Data from the first year of DESI's planned five-year survey shows tantalizing evidence that the density of dark energy increased in time. This provides a compelling clue supporting this idea of what dark energy is, the researchers said, because that increase in time agrees with how the amount and mass of black holes increased in time.
"When I first got involved with the project, I was very skeptical," said Steve Ahlen, professor at Boston University and co-author. "But I maintained an open mind throughout the entire process, and when we started doing the cosmology calculations, I said, 'Well, this is a really nice mechanism for making dark energy.'"
The difference a DESI makes
To search for evidence of dark energy from black holes, the team used tens of millions of distant galaxies measured by DESI. Peering billions of years into the past, these data can be used to determine how fast the universe is expanding with exquisite precision. In turn, these data can be used to infer how the amount of dark energy is changing in time.
The team compared these data to how many black holes were being made in the deaths of large stars across the history of the universe.
"The two phenomena were consistent with each other — as new black holes were made in the deaths of massive stars, the amount of dark energy in the universe increased in the right way," said Duncan Farrah, associate professor of physics at the University of Hawaii and co-author of the study. This makes it more plausible that black holes are the source of dark energy."

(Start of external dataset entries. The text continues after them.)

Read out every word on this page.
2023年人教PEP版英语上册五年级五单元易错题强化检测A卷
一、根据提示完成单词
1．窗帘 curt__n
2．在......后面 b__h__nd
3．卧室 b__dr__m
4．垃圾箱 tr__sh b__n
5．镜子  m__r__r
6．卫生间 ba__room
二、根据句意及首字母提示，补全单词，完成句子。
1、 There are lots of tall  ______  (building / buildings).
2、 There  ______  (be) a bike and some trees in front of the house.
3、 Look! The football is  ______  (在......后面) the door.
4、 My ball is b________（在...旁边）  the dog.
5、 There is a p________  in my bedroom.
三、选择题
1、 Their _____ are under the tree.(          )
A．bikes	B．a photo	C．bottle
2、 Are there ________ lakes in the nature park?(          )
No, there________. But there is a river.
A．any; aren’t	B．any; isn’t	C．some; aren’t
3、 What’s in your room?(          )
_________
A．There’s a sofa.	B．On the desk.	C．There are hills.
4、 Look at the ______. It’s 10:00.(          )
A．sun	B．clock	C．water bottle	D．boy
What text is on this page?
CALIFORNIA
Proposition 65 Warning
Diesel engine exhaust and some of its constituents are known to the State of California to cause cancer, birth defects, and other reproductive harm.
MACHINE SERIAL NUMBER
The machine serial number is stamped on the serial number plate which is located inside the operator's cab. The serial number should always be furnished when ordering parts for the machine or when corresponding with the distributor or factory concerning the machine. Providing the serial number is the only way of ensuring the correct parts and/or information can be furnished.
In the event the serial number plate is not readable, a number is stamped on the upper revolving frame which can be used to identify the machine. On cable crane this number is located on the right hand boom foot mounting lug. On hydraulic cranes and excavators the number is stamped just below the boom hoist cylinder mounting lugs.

This research complements a growing body of literature studying the possibility of cosmological coupling in black holes. A 2023 study that reported cosmological coupling in supermassive black holes within galactic centers, which involved many of the authors on this paper, has encouraged other teams to search for the effect in black holes across all the different places they can be found in the universe.
"Those papers investigate the link between dark energy to black holes by their rate of growth. Our new paper links black holes to dark energy by when they are born," said Brian Cartwright, astrophysicist, co-author and former general counsel of the U.S. Securities and Exchange Commission.

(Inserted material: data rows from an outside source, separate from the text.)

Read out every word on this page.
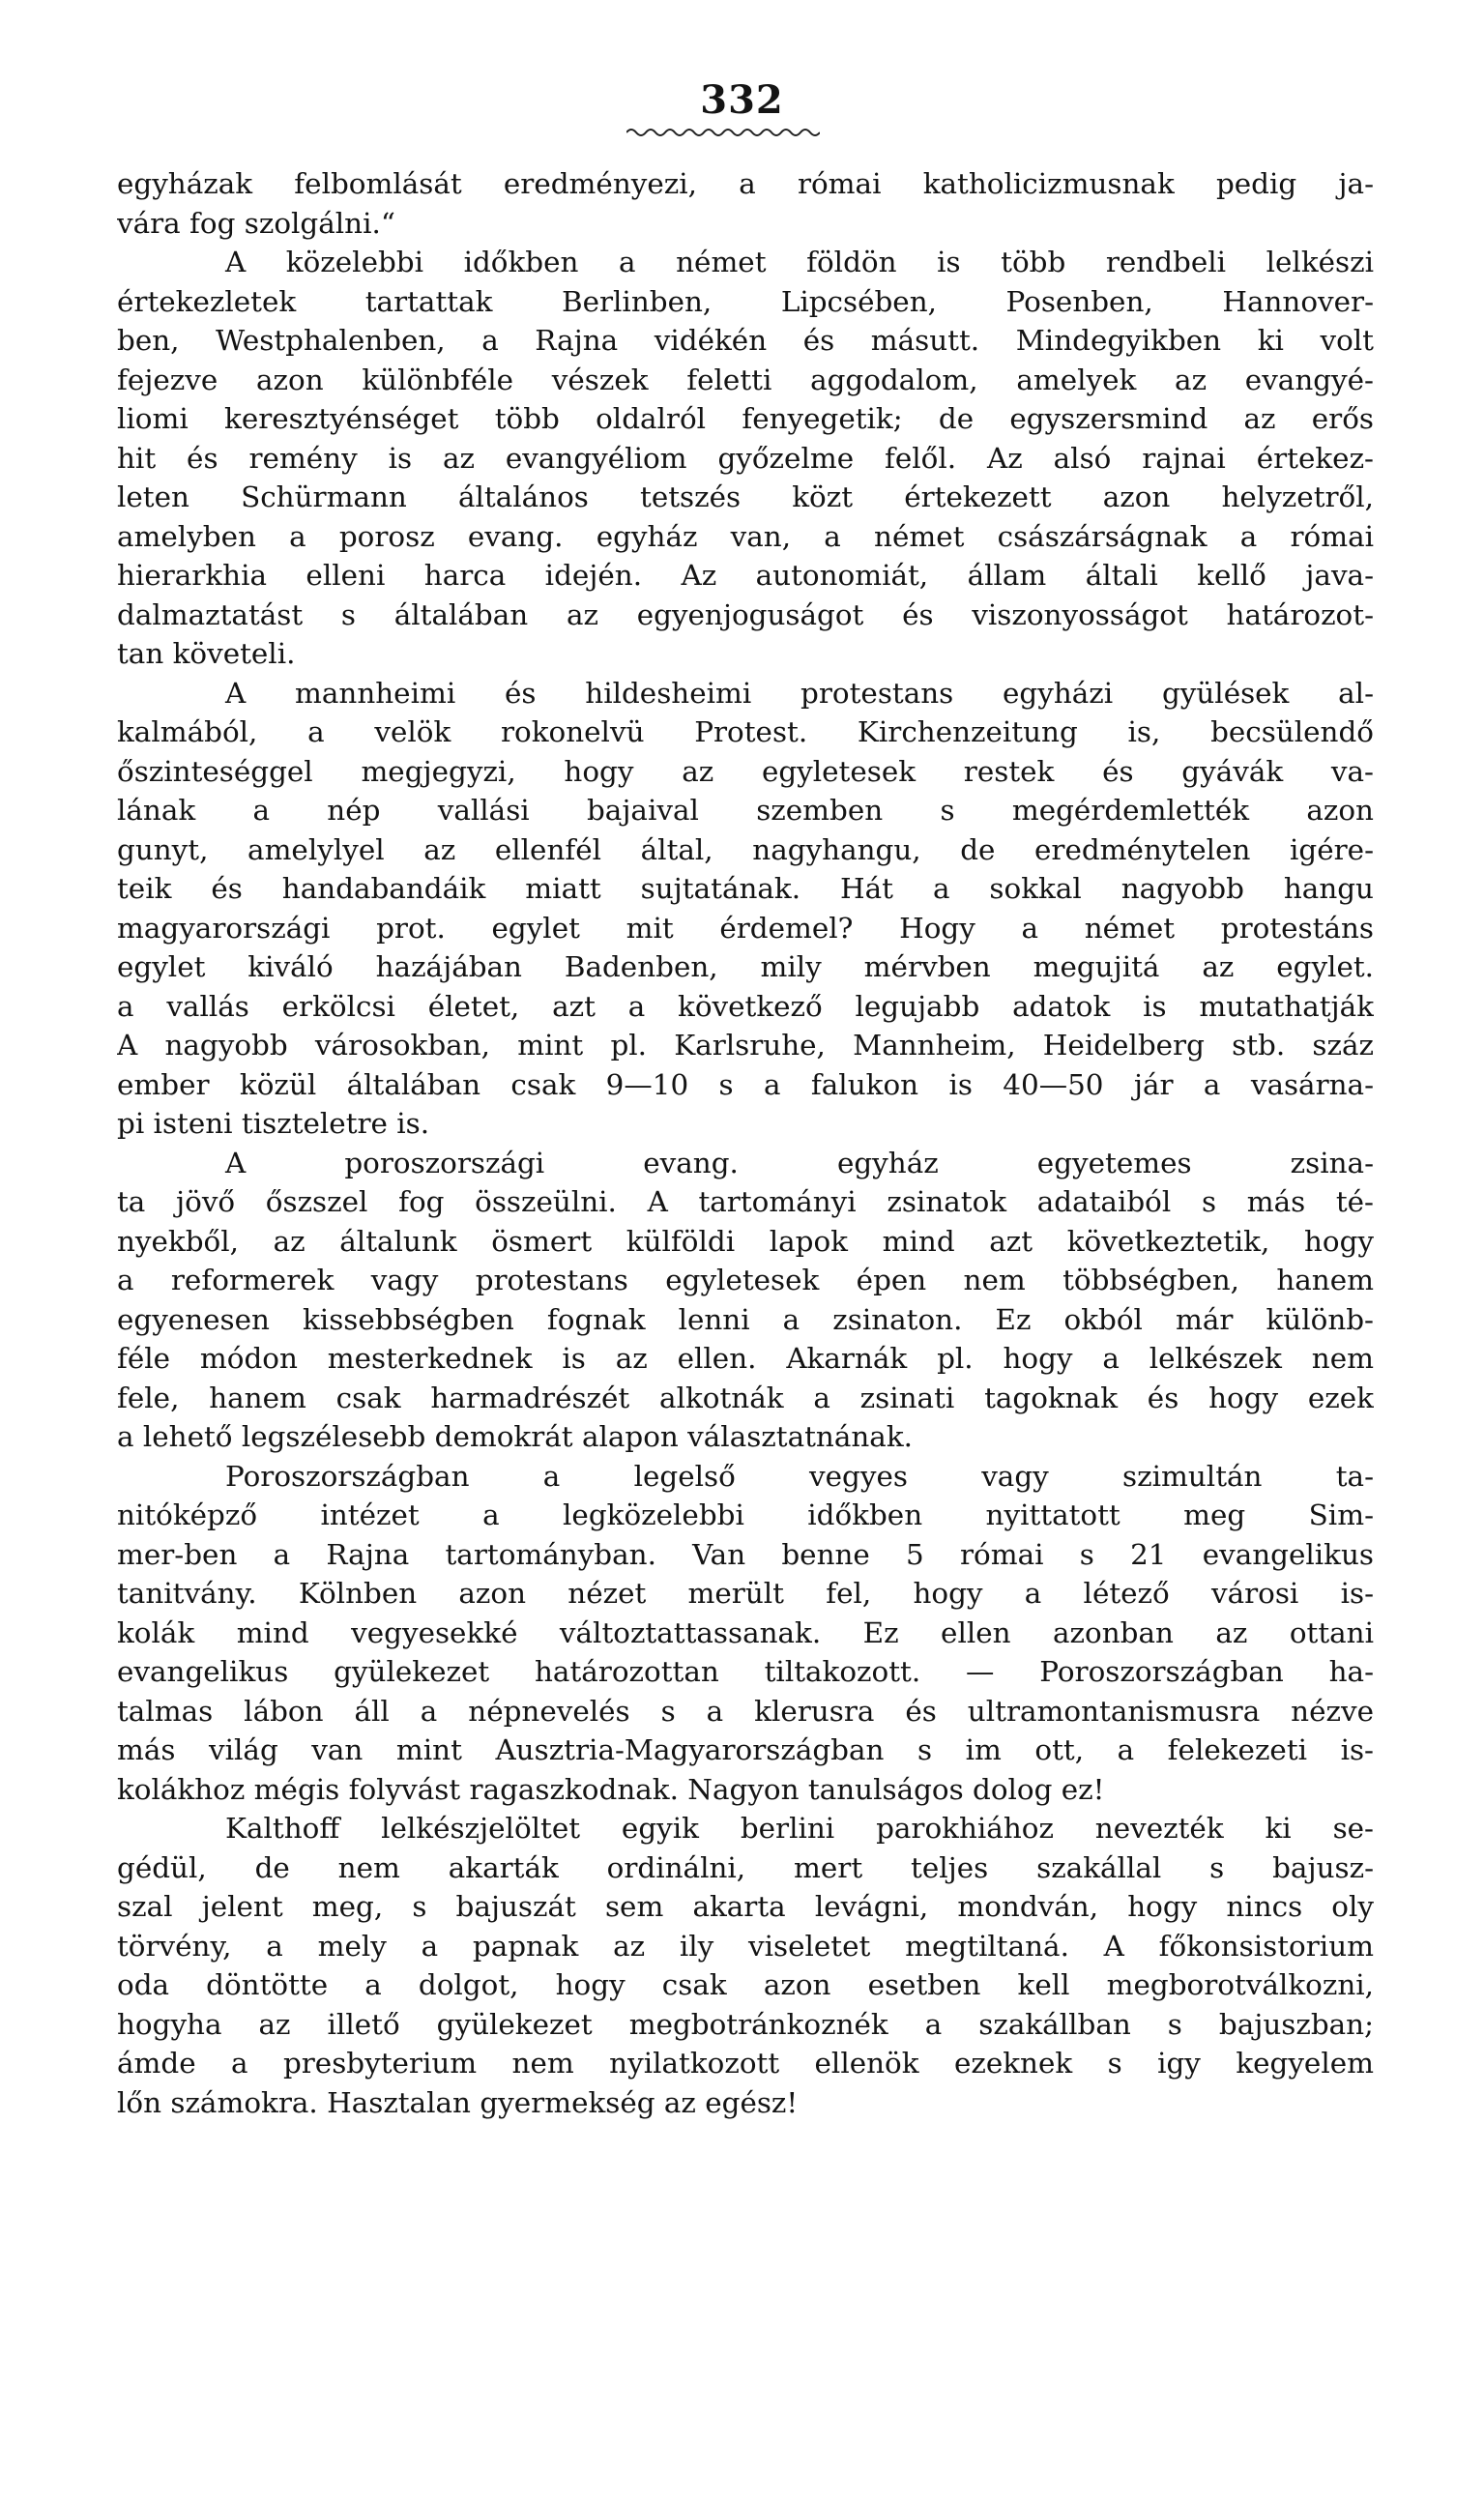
332
egyházak felbomlását eredményezi, a római katholicizmusnak pedig ja-
vára fog szolgálni.“
A közelebbi időkben a német földön is több rendbeli lelkészi
értekezletek tartattak Berlinben, Lipcsében, Posenben, Hannover-
ben, Westphalenben, a Rajna vidékén és másutt. Mindegyikben ki volt
fejezve azon különbféle vészek feletti aggodalom, amelyek az evangyé-
liomi keresztyénséget több oldalról fenyegetik; de egyszersmind az erős
hit és remény is az evangyéliom győzelme felől. Az alsó rajnai értekez-
leten Schürmann általános tetszés közt értekezett azon helyzetről,
amelyben a porosz evang. egyház van, a német császárságnak a római
hierarkhia elleni harca idején. Az autonomiát, állam általi kellő java-
dalmaztatást s általában az egyenjoguságot és viszonyosságot határozot-
tan követeli.
A mannheimi és hildesheimi protestans egyházi gyülések al-
kalmából, a velök rokonelvü Protest. Kirchenzeitung is, becsülendő
őszinteséggel megjegyzi, hogy az egyletesek restek és gyávák va-
lának a nép vallási bajaival szemben s megérdemlették azon
gunyt, amelylyel az ellenfél által, nagyhangu, de eredménytelen igére-
teik és handabandáik miatt sujtatának. Hát a sokkal nagyobb hangu
magyarországi prot. egylet mit érdemel? Hogy a német protestáns
egylet kiváló hazájában Badenben, mily mérvben megujitá az egylet.
a vallás erkölcsi életet, azt a következő legujabb adatok is mutathatják
A nagyobb városokban, mint pl. Karlsruhe, Mannheim, Heidelberg stb. száz
ember közül általában csak 9—10 s a falukon is 40—50 jár a vasárna-
pi isteni tiszteletre is.
A poroszországi evang. egyház egyetemes zsina-
ta jövő őszszel fog összeülni. A tartományi zsinatok adataiból s más té-
nyekből, az általunk ösmert külföldi lapok mind azt következtetik, hogy
a reformerek vagy protestans egyletesek épen nem többségben, hanem
egyenesen kissebbségben fognak lenni a zsinaton. Ez okból már különb-
féle módon mesterkednek is az ellen. Akarnák pl. hogy a lelkészek nem
fele, hanem csak harmadrészét alkotnák a zsinati tagoknak és hogy ezek
a lehető legszélesebb demokrát alapon választatnának.
Poroszországban a legelső vegyes vagy szimultán ta-
nitóképző intézet a legközelebbi időkben nyittatott meg Sim-
mer-ben a Rajna tartományban. Van benne 5 római s 21 evangelikus
tanitvány. Kölnben azon nézet merült fel, hogy a létező városi is-
kolák mind vegyesekké változtattassanak. Ez ellen azonban az ottani
evangelikus gyülekezet határozottan tiltakozott. — Poroszországban ha-
talmas lábon áll a népnevelés s a klerusra és ultramontanismusra nézve
más világ van mint Ausztria-Magyarországban s im ott, a felekezeti is-
kolákhoz mégis folyvást ragaszkodnak. Nagyon tanulságos dolog ez!
Kalthoff lelkészjelöltet egyik berlini parokhiához nevezték ki se-
gédül, de nem akarták ordinálni, mert teljes szakállal s bajusz-
szal jelent meg, s bajuszát sem akarta levágni, mondván, hogy nincs oly
törvény, a mely a papnak az ily viseletet megtiltaná. A főkonsistorium
oda döntötte a dolgot, hogy csak azon esetben kell megborotválkozni,
hogyha az illető gyülekezet megbotránkoznék a szakállban s bajuszban;
ámde a presbyterium nem nyilatkozott ellenök ezeknek s igy kegyelem
lőn számokra. Hasztalan gyermekség az egész!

A key difference in the new paper is that the majority of the relevant black holes are younger than those previously examined. These black holes were born in an epoch when star formation — which tracks black hole formation — was well underway, rather than just beginning.
“This occurs much later in the universe and is informed by recent measurements of black hole production and growth as observed with the Hubble and Webb space telescopes,” said Windhorst, co-author and interdisciplinary scientist for the James Webb Space Telescope.
Science demands more avenues of inquiry and observations, and now that DESI is online, this exploration for dark energy is just getting started.
"The next question is where these black holes are and how they have been moving around for the past 8 billion years. Scientists are working to constrain this right now," Croker said.
“This will only bring more depth and clarity to our understanding of dark energy, whether that continues to support the black hole hypothesis or not," Ahlen said. "I think as an experimental endeavor, it's wonderful. You can have preconceived notions or not, but we're driven by data and observations."
Regardless of what those future observations bring, the work happening now represents a sea change in dark energy research, the team said.
"Fundamentally, whether black holes are dark energy, coupled to the universe they inhabit, has ceased to be just a theoretical question," Tarlé said. "This is an experimental question now."